К тому же земельная рента – не единственная разновидность ренты в нашей экономике. Как мы могли наблюдать, основная доля богатств представителей верхушки является результатом присвоения благосостояния и других способов извлечения ренты.

Когда погоня за рентой становится популярной практикой, может показаться, что увеличивается благосостояние экономики, несмотря на то что ее производительность падает. Рента, как, например, монопольная рента, может покупаться и продаваться. Она обладает способностью капитализироваться. Это проявляется в росте рыночных цен на землю. Но подобное увеличение благосостояния не означает, что и экономика стала богаче, совсем наоборот. Власть монополии предполагает неэффективность. Происходит перераспределение благосостояния от потребителей к тем, кто обладает рыночной властью. В результате подобных перекосов производительность экономики снижается, несмотря на то что формально уровень благосостояния увеличивается.

Таким образом, становится очевидным, что увеличение благосостояния нашей экономики обусловлено ростом стоимости, но не количества основного капитала (например, земли), который возможен благодаря усилению власти монополий. Многие перемены, произошедшие в нашей экономике, открыли многочисленные возможности для того, чтобы монопольная власть распространялась и крепла. В конце XIX века целый спектр таких возможностей возник благодаря расширению масштабов производства, в результате которого в ряде ключевых индустрий, например в сталелитейной, стали главенствовать несколько компаний. В действительности же доминирование – в нефтяной, табачной отраслях – стало возможным отнюдь не из-за экономии от масштаба или совмещения, а исключительно благодаря грубой экономической силе. Теодор Рузвельт затеял борьбу с монополиями и был обеспокоен сосредоточением в одних руках политической власти ничуть не меньше, чем власти экономической. Равно об этом же мы должны беспокоиться и сегодня.

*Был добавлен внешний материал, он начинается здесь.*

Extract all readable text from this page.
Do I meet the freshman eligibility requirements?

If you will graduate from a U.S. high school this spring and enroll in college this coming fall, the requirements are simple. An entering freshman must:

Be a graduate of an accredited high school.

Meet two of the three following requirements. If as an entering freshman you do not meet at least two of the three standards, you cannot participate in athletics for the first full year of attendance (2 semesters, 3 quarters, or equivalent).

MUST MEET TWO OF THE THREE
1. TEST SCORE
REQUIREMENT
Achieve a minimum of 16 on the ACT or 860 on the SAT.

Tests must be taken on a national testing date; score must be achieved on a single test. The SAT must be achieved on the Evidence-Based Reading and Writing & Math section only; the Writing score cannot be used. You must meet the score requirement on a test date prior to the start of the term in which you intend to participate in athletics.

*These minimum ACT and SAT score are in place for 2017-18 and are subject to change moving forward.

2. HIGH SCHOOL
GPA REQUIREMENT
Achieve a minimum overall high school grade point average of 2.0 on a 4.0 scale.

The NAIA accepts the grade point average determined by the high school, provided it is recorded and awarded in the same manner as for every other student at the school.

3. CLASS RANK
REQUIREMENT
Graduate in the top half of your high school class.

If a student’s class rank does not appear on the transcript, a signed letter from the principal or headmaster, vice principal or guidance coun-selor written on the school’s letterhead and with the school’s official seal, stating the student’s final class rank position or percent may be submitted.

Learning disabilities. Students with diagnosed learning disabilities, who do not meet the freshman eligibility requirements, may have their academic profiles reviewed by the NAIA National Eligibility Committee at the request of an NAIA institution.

В последующие годы нам не удалось сформировать идеальную конкурентную рыночную среду во многих производственных областях. Тем не менее та ситуация была еще очень далека от монопольного капитализма, к которому мы неумолимо приближались по опасениям многих[45]45
  См.: Джоан Робинсон. «Экономика несовершенной конкуренции» (Лондон: Macmillan, 1933); и Пол Суизи. «Теория капиталистического развития» (Лондон: D. Dobson, 1946).


[Закрыть]
. Во второй половине XX века в связи с сетевым эффектом появились новые способы установления рыночной власти. Жизнь заметно упростилась, когда все стали пользоваться оперативной системой Microsoft, и в результате именно она стала основной платформой для большинства персональных компьютеров. Microsoft смогла использовать свое доминирующее положение на рынке, чтобы подавить наступление конкурентов в других областях и занять главенствующее положение и в сфере офисных программ, таких как, например, текстовых редакторов и электронных таблиц, хоть эти продукты и не были новы.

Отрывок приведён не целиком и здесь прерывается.